Speaking after the opening of parliament, the party’s leader Nigel Farage promised his group of 29 MEPs “are going to be cheerfully defiant” and that they had “already made their presence felt”.

Denying that the Brexit Party’s “very silent act of defiance” was disrespectful, Farage added: “What is disrespectful is to take the ancient nation states of Europe and without asking anyone's permission turn it into a country, because that's what the president of the parliament called it this morning”.

Brexit Party MEP David Bull reiterated this argument on BBC Radio 5 Live when he said his colleagues turned their backs because it was a “federal anthem”.

“We were not turning our backs on our European friends and colleagues, we do not believe in a federal European state and an anthem is as symbol of that,” he said, adding “if it had been a national anthem we would have respected it.

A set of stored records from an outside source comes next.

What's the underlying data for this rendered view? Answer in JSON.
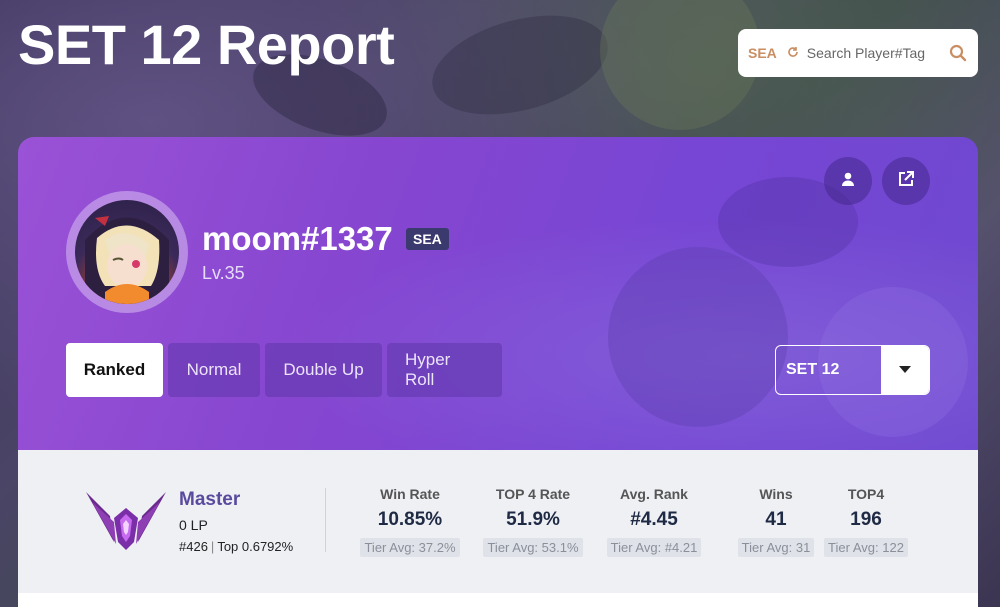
{
  "page": {
    "title": "SET 12 Report"
  },
  "search": {
    "region": "SEA",
    "placeholder": "Search Player#Tag"
  },
  "profile": {
    "name": "moom#1337",
    "region_badge": "SEA",
    "level": "Lv.35"
  },
  "mode_tabs": [
    {
      "label": "Ranked",
      "active": true
    },
    {
      "label": "Normal",
      "active": false
    },
    {
      "label": "Double Up",
      "active": false
    },
    {
      "label": "Hyper Roll",
      "active": false
    }
  ],
  "set_select": {
    "value": "SET 12"
  },
  "tier": {
    "name": "Master",
    "lp": "0 LP",
    "rank": "#426",
    "top": "Top 0.6792%"
  },
  "stats": [
    {
      "label": "Win Rate",
      "value": "10.85%",
      "avg": "Tier Avg: 37.2%"
    },
    {
      "label": "TOP 4 Rate",
      "value": "51.9%",
      "avg": "Tier Avg: 53.1%"
    },
    {
      "label": "Avg. Rank",
      "value": "#4.45",
      "avg": "Tier Avg: #4.21"
    },
    {
      "label": "Wins",
      "value": "41",
      "avg": "Tier Avg: 31"
    },
    {
      "label": "TOP4",
      "value": "196",
      "avg": "Tier Avg: 122"
    }
  ],
  "icons": {
    "search": "search-icon",
    "refresh": "refresh-icon",
    "profile": "user-icon",
    "share": "external-link-icon",
    "dropdown": "caret-down-icon",
    "emblem": "master-emblem-icon"
  },
  "colors": {
    "accent_purple": "#8646d0",
    "search_orange": "#c98e62",
    "tier_purple": "#5a4a9e",
    "badge_navy": "#3a3a6e"
  }
}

No-one in Europe has voted to have an anthem.”

The London Evening Standard notes UKIP MEPs performed the same political stand as they turned their backs at the start of the session in 2014. Paul Nuttall, the party’s deputy leader at the time, said it was intended to send the message they did not “recognise or respect the EU flag or anthem”.

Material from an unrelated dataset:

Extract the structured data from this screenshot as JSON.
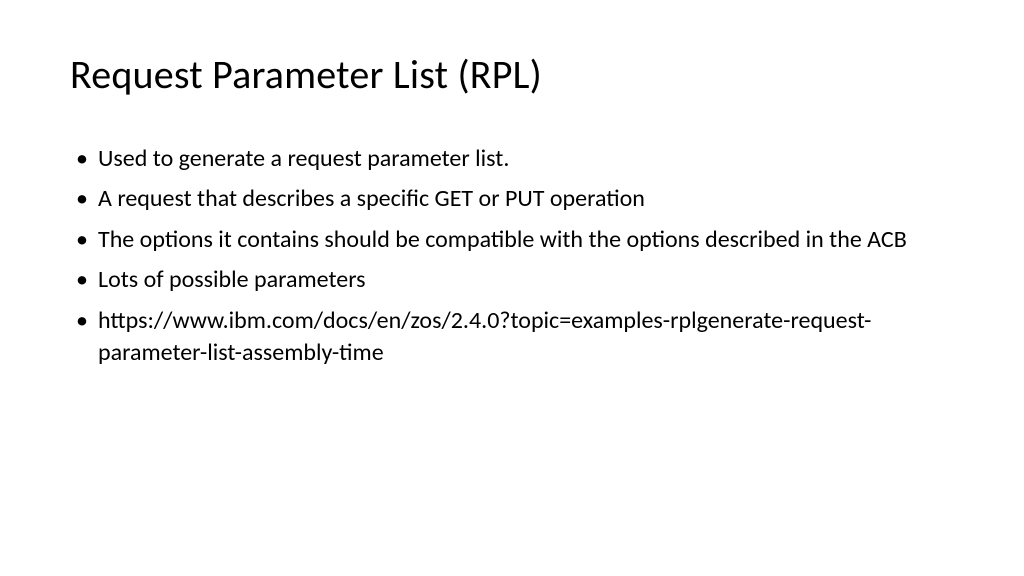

As well as the Brexit Party’s action, Conservative MEP Geoffrey Van Orden remained seated for the anthem.

“For years the EU has said that it doesn’t have the ambition to be a state and it is states that have anthems,” he told Sky News, arguing that “playing this so-called anthem is a deliberate political act and something I don’t recognise”.

However, the stunt drew stinging criticism from politicians from both the EU and UK, with the leader of Labour’s MEPs, Richard Corbett, highlighting how, like the EU, both the Olympic Games and United Nations also have anthems.

The European parliament’s president, Antonio Tajani, rebuked those MEPs who did not immediately get to their feet saying: “[It] is a question of respect; it doesn’t mean that you necessarily share the views of the European Union. If you listen to the anthem of another country you rise to your feet.”

Ska Keller, co leader of the Greens/EFA group, branded Farage and his MEPs a “total disgrace” while Labour's Lilian Greenwood called it “childish, disrespectful and damaging to our country's interests”, and her colleague Luciana Berger described it as it “beyond pathetic”.

Catherine Rowett, a Green Party MEP, tweeted: “How silly and irritable can you look, turning your back on the Ode to Joy at the opening of Parliament. Did people really elect them for that? Only Brexit Party have the gall to object to the sentiments of that anthem.”

Others noted that while they refused to take part in Brussels protocol like the official anthem, Brexit Party MEPs will draw their salary from the EU.